Meet Fred is a piece which showcases all that is magical about puppetry as an art form. The puppetry is stunning, the story beguiling and the questions raised engaging. The meta-theatrical devices used do not break the fourth wall, but rather, render it transparent and give the show the opportunity to be provocative in a very powerful way.
Both explicitly and implicitly, Meet Fred dissects the nature of theatre: through the huge but quiet skill of the three puppeteers - Fred is a living breathing character for the duration of the 90 minute show - and through Fred's engagement with this fact. At the beginning of the show, Fred has a fight with his puppeteers, attempting to push them away from his hands and feet like a prisoner in chains. He eventually accepts his place as alive only by means of the magic that is theatre, and so do we the audience. The paradox melts away and we accept the augmented reality which fiction offers.

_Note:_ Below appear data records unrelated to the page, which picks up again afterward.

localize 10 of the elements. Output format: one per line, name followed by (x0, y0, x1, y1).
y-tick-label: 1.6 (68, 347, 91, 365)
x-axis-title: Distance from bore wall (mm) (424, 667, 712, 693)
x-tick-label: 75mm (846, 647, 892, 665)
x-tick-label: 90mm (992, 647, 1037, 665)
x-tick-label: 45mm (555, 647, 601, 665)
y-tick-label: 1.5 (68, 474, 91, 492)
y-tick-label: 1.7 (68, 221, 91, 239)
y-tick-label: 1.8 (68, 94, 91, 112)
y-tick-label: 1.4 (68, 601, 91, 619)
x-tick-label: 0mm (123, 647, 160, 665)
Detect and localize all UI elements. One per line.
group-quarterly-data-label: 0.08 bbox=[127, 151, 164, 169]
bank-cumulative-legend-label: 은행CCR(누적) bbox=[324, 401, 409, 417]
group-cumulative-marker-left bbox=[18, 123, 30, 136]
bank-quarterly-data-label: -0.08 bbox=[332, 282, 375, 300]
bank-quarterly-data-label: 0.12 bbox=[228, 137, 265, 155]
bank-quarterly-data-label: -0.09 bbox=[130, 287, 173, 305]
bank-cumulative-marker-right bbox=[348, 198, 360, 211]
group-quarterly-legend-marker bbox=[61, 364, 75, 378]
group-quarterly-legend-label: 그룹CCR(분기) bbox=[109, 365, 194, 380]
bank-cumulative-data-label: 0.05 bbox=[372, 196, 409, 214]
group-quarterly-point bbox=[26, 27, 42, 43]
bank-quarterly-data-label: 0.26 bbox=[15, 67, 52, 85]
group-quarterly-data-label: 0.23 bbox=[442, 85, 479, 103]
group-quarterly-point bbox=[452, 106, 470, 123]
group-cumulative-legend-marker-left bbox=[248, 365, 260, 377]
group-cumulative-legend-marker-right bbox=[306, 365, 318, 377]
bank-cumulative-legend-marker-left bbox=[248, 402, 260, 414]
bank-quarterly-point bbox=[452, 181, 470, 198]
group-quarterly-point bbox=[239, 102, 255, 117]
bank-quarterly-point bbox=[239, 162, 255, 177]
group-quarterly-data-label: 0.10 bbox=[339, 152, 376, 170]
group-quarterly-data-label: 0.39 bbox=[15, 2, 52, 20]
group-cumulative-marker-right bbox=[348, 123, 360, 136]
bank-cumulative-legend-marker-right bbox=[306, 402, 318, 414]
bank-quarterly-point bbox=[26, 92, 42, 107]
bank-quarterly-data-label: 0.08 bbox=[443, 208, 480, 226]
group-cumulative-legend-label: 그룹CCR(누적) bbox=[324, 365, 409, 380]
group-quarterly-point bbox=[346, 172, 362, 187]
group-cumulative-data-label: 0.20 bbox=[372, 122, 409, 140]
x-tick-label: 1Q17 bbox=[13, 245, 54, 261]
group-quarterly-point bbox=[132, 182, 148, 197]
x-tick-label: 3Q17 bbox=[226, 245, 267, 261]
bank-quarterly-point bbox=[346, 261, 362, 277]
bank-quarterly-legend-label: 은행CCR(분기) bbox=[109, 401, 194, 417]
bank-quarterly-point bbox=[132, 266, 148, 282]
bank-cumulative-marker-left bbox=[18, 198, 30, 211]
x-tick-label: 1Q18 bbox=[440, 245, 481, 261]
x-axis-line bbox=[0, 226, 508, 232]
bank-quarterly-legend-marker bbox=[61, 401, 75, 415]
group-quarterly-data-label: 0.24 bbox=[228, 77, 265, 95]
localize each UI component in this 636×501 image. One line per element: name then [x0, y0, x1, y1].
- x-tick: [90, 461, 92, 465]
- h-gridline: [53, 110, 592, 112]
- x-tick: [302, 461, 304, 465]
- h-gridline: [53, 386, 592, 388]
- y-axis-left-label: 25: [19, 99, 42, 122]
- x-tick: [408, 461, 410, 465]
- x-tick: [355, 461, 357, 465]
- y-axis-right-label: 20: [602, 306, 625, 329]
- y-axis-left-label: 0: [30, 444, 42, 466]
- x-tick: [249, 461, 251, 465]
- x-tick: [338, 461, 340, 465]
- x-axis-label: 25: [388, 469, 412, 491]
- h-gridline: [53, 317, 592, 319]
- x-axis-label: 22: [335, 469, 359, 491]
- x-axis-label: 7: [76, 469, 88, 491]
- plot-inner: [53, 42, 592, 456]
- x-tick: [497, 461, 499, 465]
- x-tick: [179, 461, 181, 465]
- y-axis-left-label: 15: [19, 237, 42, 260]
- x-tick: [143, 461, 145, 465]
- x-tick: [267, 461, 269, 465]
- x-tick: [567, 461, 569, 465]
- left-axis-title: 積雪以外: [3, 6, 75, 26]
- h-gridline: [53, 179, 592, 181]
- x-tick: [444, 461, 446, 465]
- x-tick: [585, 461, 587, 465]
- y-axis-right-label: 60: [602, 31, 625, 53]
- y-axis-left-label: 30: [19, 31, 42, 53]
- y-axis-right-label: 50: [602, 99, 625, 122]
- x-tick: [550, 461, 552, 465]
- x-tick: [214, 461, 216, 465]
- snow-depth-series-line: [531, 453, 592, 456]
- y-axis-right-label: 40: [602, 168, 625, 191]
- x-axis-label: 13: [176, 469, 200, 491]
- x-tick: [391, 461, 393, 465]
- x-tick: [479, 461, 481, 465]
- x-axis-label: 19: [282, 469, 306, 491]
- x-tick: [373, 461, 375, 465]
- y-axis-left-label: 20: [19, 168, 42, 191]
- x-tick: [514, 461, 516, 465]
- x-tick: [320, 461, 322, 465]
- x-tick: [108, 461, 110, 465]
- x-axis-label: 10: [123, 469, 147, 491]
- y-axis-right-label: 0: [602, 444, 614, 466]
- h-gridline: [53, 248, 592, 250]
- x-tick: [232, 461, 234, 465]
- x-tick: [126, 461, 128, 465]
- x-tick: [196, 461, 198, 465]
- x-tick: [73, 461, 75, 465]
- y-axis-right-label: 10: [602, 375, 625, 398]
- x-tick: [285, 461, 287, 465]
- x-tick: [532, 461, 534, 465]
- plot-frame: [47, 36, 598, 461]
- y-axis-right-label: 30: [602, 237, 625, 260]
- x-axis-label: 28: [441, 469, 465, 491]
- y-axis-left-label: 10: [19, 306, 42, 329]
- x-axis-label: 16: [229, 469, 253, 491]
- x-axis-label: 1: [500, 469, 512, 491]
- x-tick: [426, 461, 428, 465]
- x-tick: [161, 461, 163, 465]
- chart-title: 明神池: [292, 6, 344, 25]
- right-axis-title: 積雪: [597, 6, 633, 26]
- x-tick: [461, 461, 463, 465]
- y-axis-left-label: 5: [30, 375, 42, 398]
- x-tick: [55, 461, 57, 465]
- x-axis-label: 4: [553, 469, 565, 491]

But Meet Fred doesn't stop there. It is funny, fluid and at points, really beautiful. The whole project is a collaboration between Blind Summit, a puppetry company, and Hijinx, a theatre company with a tradition for providing opportunities for actors with learning disabilities. Fred's story is openly analogical; his struggle as a puppet in a world which unconsciously privileges humans provides quite a close analogy to people who have a disability in our society. Living with a disability is explored by other routes by the piece, not least in the onstage cooperation between the members of the two companies. There are moments when the script, which was developed by all the people onstage among others, becomes highly uncomfortable. For instance, when the paper thin line between theatre and reality in Meet Fred means that the "director" (who is actually played by the director, Ben Pettitt-Wade) and his tirade of abuse towards Martin (played with great comic timing by Gareth John) - who has Down's Syndrome - cannot be easily dismissed by as fiction. But nor should it be; it should make us feel uncomfortable.
My criticism would be that the narrative, being very bitty, couldn't really support 90 minutes of onstage time. An hour would have sufficed really. But this is very small fry.
I would urge you to go and see this show if you get a chance. It's slick, fun, funny and important. And woven through it all is an awareness of Fred's unusual esse, which has made me look at my own with a new perspective.